A área tocada pela mão fica exposta à luz ultravioleta. Um sensor identifica o uso e ativa o sistema automaticamente.
Em cerca de 30 segundos, a superfície passa pelo processo de desinfecção, sem necessidade de produtos químicos.
Solução pensada
Segundo especialistas, o clima quente e úmido do Caribe favorece a proliferação de bactérias. Por isso, o equipamento tem grande potencial para hospitais e espaços públicos.
A microbiologista Camille-Ann Thoms-Rodriguez, da Universidade das Índias Ocidentais, destacou o impacto da criação. Disse que a comunidade científica tem orgulho do estudante.
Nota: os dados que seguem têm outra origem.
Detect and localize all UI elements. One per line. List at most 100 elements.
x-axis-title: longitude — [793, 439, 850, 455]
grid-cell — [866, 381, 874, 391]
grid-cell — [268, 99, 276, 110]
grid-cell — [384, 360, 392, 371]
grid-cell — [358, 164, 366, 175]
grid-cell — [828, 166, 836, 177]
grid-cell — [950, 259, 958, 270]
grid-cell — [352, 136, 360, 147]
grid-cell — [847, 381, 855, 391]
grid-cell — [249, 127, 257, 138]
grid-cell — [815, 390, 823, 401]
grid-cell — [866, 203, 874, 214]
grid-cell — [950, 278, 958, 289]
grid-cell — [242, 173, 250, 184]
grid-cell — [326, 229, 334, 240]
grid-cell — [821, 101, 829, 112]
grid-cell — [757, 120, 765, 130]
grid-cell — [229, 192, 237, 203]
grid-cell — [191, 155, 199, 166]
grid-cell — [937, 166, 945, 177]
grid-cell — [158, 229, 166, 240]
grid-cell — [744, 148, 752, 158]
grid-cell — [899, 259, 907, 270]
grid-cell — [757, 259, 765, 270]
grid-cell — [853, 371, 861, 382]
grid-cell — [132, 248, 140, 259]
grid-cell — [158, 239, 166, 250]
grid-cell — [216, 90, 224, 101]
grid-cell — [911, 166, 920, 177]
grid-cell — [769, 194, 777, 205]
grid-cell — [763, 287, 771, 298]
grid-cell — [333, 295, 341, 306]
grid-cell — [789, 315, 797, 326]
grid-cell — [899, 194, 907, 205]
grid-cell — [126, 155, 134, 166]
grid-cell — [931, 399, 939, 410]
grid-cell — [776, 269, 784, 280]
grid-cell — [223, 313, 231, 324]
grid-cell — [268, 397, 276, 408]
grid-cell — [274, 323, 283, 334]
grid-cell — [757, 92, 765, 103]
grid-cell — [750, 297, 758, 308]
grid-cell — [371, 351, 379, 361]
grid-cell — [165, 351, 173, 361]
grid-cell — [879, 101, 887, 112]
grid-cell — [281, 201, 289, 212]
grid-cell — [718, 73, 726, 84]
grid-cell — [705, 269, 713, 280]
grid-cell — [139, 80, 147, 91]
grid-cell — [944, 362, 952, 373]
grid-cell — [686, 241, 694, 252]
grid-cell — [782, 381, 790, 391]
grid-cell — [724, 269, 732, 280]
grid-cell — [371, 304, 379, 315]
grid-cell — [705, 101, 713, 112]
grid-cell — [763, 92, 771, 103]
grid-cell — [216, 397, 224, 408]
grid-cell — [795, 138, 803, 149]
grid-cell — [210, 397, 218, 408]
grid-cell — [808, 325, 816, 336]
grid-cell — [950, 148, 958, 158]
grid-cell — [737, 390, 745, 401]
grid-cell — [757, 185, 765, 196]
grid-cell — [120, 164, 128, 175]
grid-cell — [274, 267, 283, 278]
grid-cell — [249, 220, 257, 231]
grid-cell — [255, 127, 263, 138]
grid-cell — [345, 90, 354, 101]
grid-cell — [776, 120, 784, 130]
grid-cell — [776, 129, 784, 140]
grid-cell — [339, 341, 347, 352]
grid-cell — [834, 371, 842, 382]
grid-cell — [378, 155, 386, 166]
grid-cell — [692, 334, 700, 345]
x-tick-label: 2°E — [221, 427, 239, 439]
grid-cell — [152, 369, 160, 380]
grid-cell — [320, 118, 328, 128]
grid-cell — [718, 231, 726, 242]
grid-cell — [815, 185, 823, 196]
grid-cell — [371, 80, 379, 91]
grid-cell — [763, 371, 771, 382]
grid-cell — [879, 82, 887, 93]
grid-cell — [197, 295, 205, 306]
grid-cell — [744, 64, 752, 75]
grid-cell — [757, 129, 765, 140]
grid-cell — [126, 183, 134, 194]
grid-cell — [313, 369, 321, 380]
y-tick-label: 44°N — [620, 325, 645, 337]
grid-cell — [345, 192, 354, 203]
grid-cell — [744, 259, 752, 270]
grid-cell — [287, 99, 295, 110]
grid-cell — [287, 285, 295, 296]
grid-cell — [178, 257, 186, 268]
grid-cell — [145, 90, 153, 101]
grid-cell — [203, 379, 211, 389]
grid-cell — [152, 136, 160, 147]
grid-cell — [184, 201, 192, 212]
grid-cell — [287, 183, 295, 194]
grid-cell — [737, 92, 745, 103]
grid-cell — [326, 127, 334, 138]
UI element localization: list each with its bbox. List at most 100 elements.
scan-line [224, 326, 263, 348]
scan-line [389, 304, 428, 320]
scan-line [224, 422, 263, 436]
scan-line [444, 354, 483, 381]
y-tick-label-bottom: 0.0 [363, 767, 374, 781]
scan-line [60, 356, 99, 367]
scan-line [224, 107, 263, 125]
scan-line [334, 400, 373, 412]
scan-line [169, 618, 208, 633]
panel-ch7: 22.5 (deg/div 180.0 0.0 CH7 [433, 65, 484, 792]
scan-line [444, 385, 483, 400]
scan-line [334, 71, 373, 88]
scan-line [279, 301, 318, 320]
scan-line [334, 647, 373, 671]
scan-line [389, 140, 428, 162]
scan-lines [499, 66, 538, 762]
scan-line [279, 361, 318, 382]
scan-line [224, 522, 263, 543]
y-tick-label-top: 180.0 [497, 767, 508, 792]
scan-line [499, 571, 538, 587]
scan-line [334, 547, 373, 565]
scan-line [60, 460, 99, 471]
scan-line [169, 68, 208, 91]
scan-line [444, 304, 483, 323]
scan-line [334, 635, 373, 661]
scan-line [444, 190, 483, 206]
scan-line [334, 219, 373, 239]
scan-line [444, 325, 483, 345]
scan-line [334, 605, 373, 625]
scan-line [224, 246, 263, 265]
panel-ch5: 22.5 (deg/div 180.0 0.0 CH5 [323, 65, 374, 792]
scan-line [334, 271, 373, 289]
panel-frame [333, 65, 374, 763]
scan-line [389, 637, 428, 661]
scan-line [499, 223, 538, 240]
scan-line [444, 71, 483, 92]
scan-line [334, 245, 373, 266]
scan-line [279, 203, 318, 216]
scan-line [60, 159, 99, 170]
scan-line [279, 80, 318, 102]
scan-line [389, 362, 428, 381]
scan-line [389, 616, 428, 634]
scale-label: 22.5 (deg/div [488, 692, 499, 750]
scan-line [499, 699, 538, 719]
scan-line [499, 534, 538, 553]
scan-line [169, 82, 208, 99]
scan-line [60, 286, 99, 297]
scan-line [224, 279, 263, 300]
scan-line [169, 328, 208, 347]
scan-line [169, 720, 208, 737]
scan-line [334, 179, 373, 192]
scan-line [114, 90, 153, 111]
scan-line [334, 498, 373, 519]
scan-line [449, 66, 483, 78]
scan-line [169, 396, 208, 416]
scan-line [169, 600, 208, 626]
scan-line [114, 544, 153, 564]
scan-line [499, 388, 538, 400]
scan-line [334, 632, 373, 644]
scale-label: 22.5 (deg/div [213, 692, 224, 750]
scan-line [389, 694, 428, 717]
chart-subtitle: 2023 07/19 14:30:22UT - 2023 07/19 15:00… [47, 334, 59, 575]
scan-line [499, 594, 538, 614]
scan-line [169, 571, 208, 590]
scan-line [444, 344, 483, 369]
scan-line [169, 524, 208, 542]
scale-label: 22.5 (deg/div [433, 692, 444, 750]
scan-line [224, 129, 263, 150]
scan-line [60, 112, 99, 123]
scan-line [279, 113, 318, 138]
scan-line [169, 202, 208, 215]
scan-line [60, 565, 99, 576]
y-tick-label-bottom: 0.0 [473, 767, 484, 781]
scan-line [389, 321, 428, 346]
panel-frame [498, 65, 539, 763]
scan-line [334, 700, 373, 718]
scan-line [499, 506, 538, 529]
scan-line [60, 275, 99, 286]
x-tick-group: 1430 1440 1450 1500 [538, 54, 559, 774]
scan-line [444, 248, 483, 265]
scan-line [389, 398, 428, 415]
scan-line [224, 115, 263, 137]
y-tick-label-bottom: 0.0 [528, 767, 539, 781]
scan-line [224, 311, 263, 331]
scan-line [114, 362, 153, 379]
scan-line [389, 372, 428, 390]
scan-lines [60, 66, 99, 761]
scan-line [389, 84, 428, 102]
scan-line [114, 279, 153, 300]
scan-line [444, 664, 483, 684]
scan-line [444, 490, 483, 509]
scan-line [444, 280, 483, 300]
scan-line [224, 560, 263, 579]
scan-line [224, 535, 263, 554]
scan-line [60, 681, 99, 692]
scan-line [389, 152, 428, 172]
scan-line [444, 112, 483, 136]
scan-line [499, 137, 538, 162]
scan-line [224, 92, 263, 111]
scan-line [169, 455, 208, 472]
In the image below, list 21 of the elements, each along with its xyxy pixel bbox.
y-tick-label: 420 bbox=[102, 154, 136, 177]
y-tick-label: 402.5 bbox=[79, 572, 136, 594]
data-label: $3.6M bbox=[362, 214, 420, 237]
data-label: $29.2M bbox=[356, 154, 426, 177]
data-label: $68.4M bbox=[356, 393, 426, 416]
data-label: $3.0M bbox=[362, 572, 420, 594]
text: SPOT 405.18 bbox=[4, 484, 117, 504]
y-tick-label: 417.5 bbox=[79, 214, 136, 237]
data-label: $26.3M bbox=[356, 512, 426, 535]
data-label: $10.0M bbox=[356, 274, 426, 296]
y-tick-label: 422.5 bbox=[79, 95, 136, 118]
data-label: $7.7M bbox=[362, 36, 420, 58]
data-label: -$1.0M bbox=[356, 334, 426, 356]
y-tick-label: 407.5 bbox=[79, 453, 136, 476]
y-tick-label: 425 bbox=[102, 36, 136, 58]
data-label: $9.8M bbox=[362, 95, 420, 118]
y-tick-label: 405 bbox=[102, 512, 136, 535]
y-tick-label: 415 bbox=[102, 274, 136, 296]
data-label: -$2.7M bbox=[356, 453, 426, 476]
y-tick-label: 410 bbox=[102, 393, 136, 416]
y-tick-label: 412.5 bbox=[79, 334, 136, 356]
Ela reforçou que boas ideias não surgem apenas em países ricos e que a região também produz inovação em saúde.
Reconhecimento internacional e prêmios
O trabalho de Stewart rendeu prêmios importantes. Ele venceu o Prêmio Nacional da Juventude do primeiro-ministro da Jamaica.
Também foi reconhecido no Commonwealth Health Innovations Awards, voltado a soluções inovadoras na área da saúde.
O estudante agora busca registrar a patente da invenção segundo as leis internacionais de propriedade intelectual.
Da zona rural à universidade
Rayvon Stewart cresceu em condições difíceis na região agrícola de Mount Prospect, na Jamaica. Ele e um primo foram os primeiros da família a entrar na universidade.
Segundo o estudante, mesmo com dificuldades, a família sempre manteve o foco no futuro. A ideia era seguir em frente, juntos.
Hoje, a invenção de Stewart é vista como símbolo do crescimento do talento científico e de engenharia no Caribe.